AgenticRei deontic policies for runtime governance of agentic AI
AgenticRei adds obligations, dispensations and conflict resolution to policy governance.
TL;DR
- 01AgenticRei adds obligations, dispensations and conflict resolution to policy governance.
- 02AgenticRei, proposed on arXiv on 17 Jun 2026 by Anupam Joshi, Tim Finin, Karuna Pande Joshi and Lalana Kagal, implements deontic policies to govern LLM-driven agentic systems at runtime.
- 03The paper (arXiv:2606.19464) is 10 pages with 1 figure and describes a Rei-based policy language expressed in OWL and evaluated by a high-performance logic engine entirely outside the LLM.
AgenticRei, proposed on arXiv on 17 Jun 2026 by Anupam Joshi, Tim Finin, Karuna Pande Joshi and Lalana Kagal, implements deontic policies to govern LLM-driven agentic systems at runtime. The paper (arXiv:2606.19464) is 10 pages with 1 figure and describes a Rei-based policy language expressed in OWL and evaluated by a high-performance logic engine entirely outside the LLM.
What is AgenticRei and how does it work?
AgenticRei is a deontic-policy pipeline that enforces not only permit and prohibit rules but also obligations, dispensations and policy conflict resolution at runtime, and it governs both tool invocations and agent-to-agent messages. The authors express policies in a Rei-derived language encoded as OWL; those policies are evaluated at runtime by a high-performance logic engine that runs outside the LLM. The same pipeline governs tool calls made by an agent and messages exchanged between agents, so policy checks are applied to both external actions and inter-agent coordination.
How does it differ from existing policy engines?
AgenticRei adds governance features that current production engines do not, namely obligation lifecycle management, meta-policy conflict resolution and dispensations that waive obligations in particular circumstances. The paper contrasts AgenticRei with XACML, Rego and Cedar, noting those systems address only the permit/prohibit subset of governance. AgenticRei therefore covers aspects the authors say "obligation lifecycle management" and ontological reasoning over domain class hierarchies require, capabilities that the cited engines lack.
The implementation path the authors describe is explicit: a deontic policy language built on the Rei framework, expressed as OWL, with runtime evaluation handled by a separate logic engine. That separation places policy reasoning entirely outside the LLM, rather than embedded in model prompts or application code.
Why it matters
Agentic AI systems can invoke tools, manipulate data, install software and coordinate across organizational boundaries, so simple authentication and access control do not capture the full enterprise governance needs the authors identify. AgenticRei targets those gaps by adding obligations (actions the agent must perform after certain steps), dispensations (waivers under defined conditions) and a mechanism for resolving conflicting policies. The approach also supports ontological reasoning over domain hierarchies, which matters in regulated settings such as healthcare, cybersecurity and data privacy, areas the paper cites as typical application domains.

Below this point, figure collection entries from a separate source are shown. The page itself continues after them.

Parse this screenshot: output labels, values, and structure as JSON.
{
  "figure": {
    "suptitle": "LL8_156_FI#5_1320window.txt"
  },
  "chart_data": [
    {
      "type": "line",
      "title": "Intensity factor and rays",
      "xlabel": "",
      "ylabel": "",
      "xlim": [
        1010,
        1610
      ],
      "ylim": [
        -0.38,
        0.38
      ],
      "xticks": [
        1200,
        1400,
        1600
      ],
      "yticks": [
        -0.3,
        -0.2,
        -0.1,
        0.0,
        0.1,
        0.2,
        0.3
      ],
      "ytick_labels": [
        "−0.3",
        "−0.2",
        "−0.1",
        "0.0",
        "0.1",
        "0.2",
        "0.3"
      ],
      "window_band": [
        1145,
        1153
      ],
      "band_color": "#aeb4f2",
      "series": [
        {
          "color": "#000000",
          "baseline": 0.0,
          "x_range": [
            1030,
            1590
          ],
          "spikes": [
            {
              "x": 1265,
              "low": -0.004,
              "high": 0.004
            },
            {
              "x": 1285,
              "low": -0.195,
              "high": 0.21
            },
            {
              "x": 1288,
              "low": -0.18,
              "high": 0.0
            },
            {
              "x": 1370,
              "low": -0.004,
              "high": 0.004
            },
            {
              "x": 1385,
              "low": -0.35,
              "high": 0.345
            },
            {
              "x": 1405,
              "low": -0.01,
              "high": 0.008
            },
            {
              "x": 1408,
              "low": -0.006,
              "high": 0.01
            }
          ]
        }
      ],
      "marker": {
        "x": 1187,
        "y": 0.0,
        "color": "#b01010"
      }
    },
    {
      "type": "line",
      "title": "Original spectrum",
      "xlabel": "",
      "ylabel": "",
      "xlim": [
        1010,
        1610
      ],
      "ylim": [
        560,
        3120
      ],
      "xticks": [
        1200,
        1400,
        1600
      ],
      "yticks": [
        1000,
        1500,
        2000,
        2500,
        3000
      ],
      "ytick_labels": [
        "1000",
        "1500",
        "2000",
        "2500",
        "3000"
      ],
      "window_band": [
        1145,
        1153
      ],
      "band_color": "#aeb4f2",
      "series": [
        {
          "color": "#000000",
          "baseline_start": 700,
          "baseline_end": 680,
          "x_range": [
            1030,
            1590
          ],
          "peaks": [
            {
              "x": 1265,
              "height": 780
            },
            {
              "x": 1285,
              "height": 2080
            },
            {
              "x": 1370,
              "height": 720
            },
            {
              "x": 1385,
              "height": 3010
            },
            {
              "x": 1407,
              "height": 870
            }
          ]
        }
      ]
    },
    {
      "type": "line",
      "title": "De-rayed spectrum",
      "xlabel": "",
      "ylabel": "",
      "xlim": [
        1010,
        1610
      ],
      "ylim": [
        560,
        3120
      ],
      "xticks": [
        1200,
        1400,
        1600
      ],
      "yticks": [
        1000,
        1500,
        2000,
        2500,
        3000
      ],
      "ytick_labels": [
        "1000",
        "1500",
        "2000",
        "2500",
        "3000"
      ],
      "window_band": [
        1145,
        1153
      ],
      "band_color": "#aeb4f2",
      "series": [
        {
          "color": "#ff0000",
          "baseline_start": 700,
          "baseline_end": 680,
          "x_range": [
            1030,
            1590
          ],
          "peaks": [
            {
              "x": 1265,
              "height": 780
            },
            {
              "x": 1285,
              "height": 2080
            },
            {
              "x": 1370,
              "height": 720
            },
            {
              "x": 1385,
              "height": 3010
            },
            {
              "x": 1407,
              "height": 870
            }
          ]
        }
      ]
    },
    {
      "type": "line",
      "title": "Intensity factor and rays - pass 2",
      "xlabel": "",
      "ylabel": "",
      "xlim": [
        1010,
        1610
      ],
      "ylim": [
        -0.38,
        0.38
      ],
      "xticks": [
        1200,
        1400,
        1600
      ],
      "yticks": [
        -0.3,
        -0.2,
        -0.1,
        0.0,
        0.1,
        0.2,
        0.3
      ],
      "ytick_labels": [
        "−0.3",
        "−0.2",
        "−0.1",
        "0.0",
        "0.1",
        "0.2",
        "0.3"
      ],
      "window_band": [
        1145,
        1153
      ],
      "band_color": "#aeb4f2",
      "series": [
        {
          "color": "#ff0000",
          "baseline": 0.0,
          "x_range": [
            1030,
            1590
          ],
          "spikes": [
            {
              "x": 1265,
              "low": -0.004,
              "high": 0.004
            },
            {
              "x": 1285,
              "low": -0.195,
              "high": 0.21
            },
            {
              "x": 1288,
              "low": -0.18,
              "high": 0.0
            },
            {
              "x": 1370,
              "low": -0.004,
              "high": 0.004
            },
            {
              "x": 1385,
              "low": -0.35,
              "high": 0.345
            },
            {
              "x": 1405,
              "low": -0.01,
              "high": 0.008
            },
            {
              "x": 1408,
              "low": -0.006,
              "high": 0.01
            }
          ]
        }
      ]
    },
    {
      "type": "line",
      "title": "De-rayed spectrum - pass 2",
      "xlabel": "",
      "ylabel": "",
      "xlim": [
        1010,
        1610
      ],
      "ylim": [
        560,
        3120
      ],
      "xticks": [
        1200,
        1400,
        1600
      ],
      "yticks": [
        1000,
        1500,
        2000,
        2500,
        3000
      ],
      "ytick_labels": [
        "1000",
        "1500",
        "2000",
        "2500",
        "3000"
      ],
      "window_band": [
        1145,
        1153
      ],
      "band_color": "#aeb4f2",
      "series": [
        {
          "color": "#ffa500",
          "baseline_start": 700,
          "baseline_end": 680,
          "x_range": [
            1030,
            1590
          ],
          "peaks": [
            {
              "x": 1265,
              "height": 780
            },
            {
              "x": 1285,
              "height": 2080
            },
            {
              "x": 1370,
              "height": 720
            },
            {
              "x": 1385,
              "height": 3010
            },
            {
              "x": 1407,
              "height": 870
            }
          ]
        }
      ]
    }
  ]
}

This matters because LLM-driven agents that can act autonomously create new compliance and security vectors. A runtime policy layer that enforces obligations and handles waivers could change how organizations let agents interact with sensitive systems and with each other.
What to watch
The authors note AgenticRei composes naturally with industry-standard frameworks like A2AS; seeing concrete integrations or reference implementations with A2AS would be the next confirmatory signal. Publication is scheduled in the 2026 IEEE Symposium on Agentic Services (part of the IEEE Conference on Web Services), which should make peer-reviewed proceedings and any accompanying artefacts available.
Specific, source-attributed facts: the paper was submitted on 17 Jun 2026 to arXiv as arXiv:2606.19464, it runs 10 pages and contains 1 figure, and the implementation uses Rei/OWL with a runtime logic engine entirely outside the LLM.
Authors and metadata: Anupam Joshi, Tim Finin, Karuna Pande Joshi and Lalana Kagal authored the submission; the submission history lists Tim Finin as the contact. The paper argues that current engines (XACML, Rego, Cedar) handle only permit/prohibit and thus miss obligation lifecycle management, meta-policy conflict resolution and dispensations, which AgenticRei aims to provide.